After being hacked in the old OpenX version 2.8.x we updated to the latest Revive version 3.2.4 and the compromised database kept clean since then.

But the cache file hack is/was still active...

[Ian]

Be sure to check if there is not a file outside of your Revive folder which infects it again. Or maybe even a cronjob (i've seen it happening) also be sure to htaccess your /www/api and change passwords from all users.

 

[Erik Geurts]

8 minutes ago, eLiX said:

Sure, as I said before: We updated the system to the latest revive version :).

But the cache file hack is/was still active...

Yes, when you perform an upgrade, any and all plugins in the previous version will be ported along to the upgraded version. This includes anything that a malicious user might have added or modified. If an ad server is compromised, it should be cleaned up first, and then upgraded.

[eLiX]

15 hours ago, Erik Geurts said:

Yes, when you perform an upgrade, any and all plugins in the previous version will be ported along to the upgraded version. This includes anything that a malicious user might have added or modified. If an ad server is compromised, it should be cleaned up first, and then upgraded.

Ok, we made a second installation in a different folder with a blank revive adserver 3.2.4 and followed the instructions here https://www.revive-adserver.com/support/upgrading/.

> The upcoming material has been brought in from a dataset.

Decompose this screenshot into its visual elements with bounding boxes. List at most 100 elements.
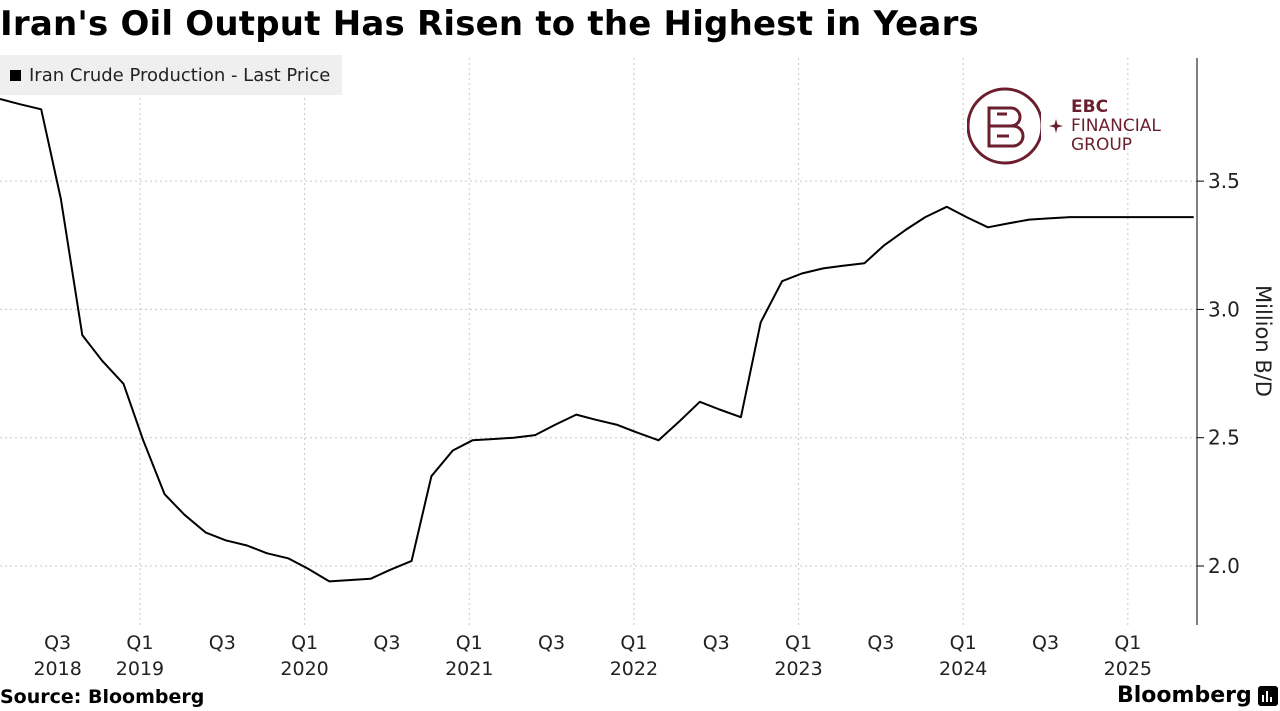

In the old OpenX we removed the injected code from the ox_zones tables and a user with the userid 999 with admin rights named "Maintenance" and then we copied the database, because it seemed to be clean then. I followed the instructions from here: http://www.adserveropenx.com/how-to-remove-malware-or-injection-from-openx/

Anything wrong in this procedure? I thought, that will do the job.

15 hours ago, Ian van Marwijk said:

Be sure to check if there is not a file outside of your Revive folder which infects it again. Or maybe even a cronjob (i've seen it happening) also be sure to htaccess your /www/api and change passwords from all users.

 

Passwords were all changed, I'll htaccess the api - folder too now.

I removed the file adxmlrpc.php from the root folder to "disable" XML-RPC - is there a better way to disable this than removing the file?

Thanks for your hints and tips!

[Erik Geurts]

It is not impossible and actually very likely that the previous hack has placed something malicious on your server that will result in a compromise of your newly installed software. You are going to have to do a thorough check of the server as a whole, perhaps even do a complete re-install of the server itself.

[eLiX]

So that means, that upgrading to revive likely did not solve my problem then ...

In case I am reinstalling the revive adserver completely blank on a totally different server under a different domain - how can I safely import our data to the new system? Do I need to copy&paste every banner by hand to be sure, that there is no malicious code or anything else into it?